Deux pharmacies liquidées après des transferts contestés
Face à une population en baisse, les pharmaciens de Martinique sont plus que jamais enclins à protéger leur clientèle, quitte à parfois saisir la justice. Ces deux dernières années, deux officines en ont fait les frais, avec au terme des procédures, la liquidation de la structure.
La pharmacie Bravo (Douglas Bravo est l'ancien président du syndicat des pharmaciens) située à la frontière entre Place d'Armes et Bois Carré au Lamentin et la pharmacie La Bonne Santé située à proximité du pont de Californie ont été liquidées par le tribunal de commerce de Fort-de-France au cours des deux derniers mois.
Deux décisions qui interviennent après des refus de transfert des officines par le tribunal administratif parfois après des années de procédure. C'est le cas par exemple de la pharmacie La Bonne Santé qui a finalement baissé le rideau après 5 ans de conflit contre la pharmacie de Basse-Gondeau. Pour la pharmacie Bravo, ce sont deux pharmacies situées à Place d'Armes, l'une au centre commercial, l'autre à proximité du stade Georges Gratiant qui se sont opposées au transfert.
Un phénomène assez récent en Martinique à en croire les professionnels du secteur. Un secteur mis à mal par la baisse de population en Martinique. Une donnée démographique qui pousse les acteurs à défendre farouchement leur clientèle.
En effet, ce sont les pharmaciens concurrents qui contestent les transferts de leurs homologues.
Bassin de population
Il faut dire que chez nous, comme dans l'Hexagone, on observe une sur-représentation des pharmacies.

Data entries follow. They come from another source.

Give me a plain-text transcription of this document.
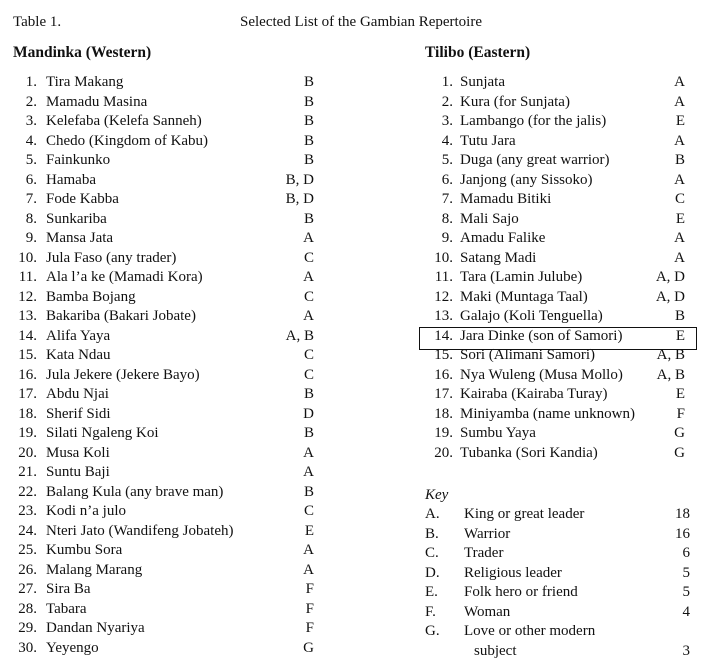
Table 1.	Selected List of the Gambian Repertoire
Mandinka (Western)	Tilibo (Eastern)
1. Tira Makang	B
2. Mamadu Masina	B
3. Kelefaba (Kelefa Sanneh)	B
4. Chedo (Kingdom of Kabu)	B
5. Fainkunko	B
6. Hamaba	B, D
7. Fode Kabba	B, D
8. Sunkariba	B
9. Mansa Jata	A
10. Jula Faso (any trader)	C
11. Ala l’a ke (Mamadi Kora)	A
12. Bamba Bojang	C
13. Bakariba (Bakari Jobate)	A
14. Alifa Yaya	A, B
15. Kata Ndau	C
16. Jula Jekere (Jekere Bayo)	C
17. Abdu Njai	B
18. Sherif Sidi	D
19. Silati Ngaleng Koi	B
20. Musa Koli	A
21. Suntu Baji	A
22. Balang Kula (any brave man)	B
23. Kodi n’a julo	C
24. Nteri Jato (Wandifeng Jobateh)	E
25. Kumbu Sora	A
26. Malang Marang	A
27. Sira Ba	F
28. Tabara	F
29. Dandan Nyariya	F
30. Yeyengo	G
1. Sunjata	A
2. Kura (for Sunjata)	A
3. Lambango (for the jalis)	E
4. Tutu Jara	A
5. Duga (any great warrior)	B
6. Janjong (any Sissoko)	A
7. Mamadu Bitiki	C
8. Mali Sajo	E
9. Amadu Falike	A
10. Satang Madi	A
11. Tara (Lamin Julube)	A, D
12. Maki (Muntaga Taal)	A, D
13. Galajo (Koli Tenguella)	B
14. Jara Dinke (son of Samori)	E
15. Sori (Alimani Samori)	A, B
16. Nya Wuleng (Musa Mollo) A, B
17. Kairaba (Kairaba Turay)	E
18. Miniyamba (name unknown)	F
19. Sumbu Yaya	G
20. Tubanka (Sori Kandia)	G
Key
A. King or great leader	18
B. Warrior	16
C. Trader	6
D. Religious leader	5
E. Folk hero or friend	5
F. Woman	4
G. Love or other modern
subject	3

Raison pour laquelle il y a environ 15 ans, la législation a augmenté les quotas nécessaires à la création d'officines , passant de 3500 habitants pour une seconde officine à 4500 habitants.
En d'autres termes, s'il y a déjà une pharmacie dans le quartier, il faut 4500 habitants de plus pour en créer une seconde (en pratique c'est environ 3000 habitants). Il s'agissait de protéger une profession, qui compte tenu de la baisse du prix des médicaments et du déplacement de la population hors des bourgs, commençait à connaître certaines difficultés.
Pas de nouvelles pharmacies
Une mesure qui a rendu impossible la création des pharmacies en France hexagonale comme en outre-mer. Une seule solution le transfert d'officine qui lui aussi est soumis à deux conditions : un bassin de population de 4500 habitants et l'intérêt du service rendu à la population.
C'est pour cette raison qu'il n'est plus possible de transférer une pharmacie dans un centre commercial. Cette dérogation a été supprimée il y a une quinzaine d'années. C'est le cas par exemple au centre commercial Génipa à Ducos, où le transfert programmé d'une pharmacie n'a pu aboutir.
Pour obtenir un transfert, un pharmacien doit solliciter l'Agence Régionale de Santé qui valide ou rejette la demande. L'autorité sanitaire interroge l'ordre des pharmaciens et le syndicat de la profession à titre consultatif. La procédure inclut également une enquête de terrain. Néanmoins, l'autorisation de transfert est susceptible de faire l'objet de recours devant le tribunal administratif.
C'est ce qui s'est produit dans le cas des officines lamentinoises. Le tribunal s'étant prononcé contre le transfert, elles ont perdu le droit de vendre des médicaments, entraînant une chute inexorable du chiffre d'affaires, jusqu'à la liquidation.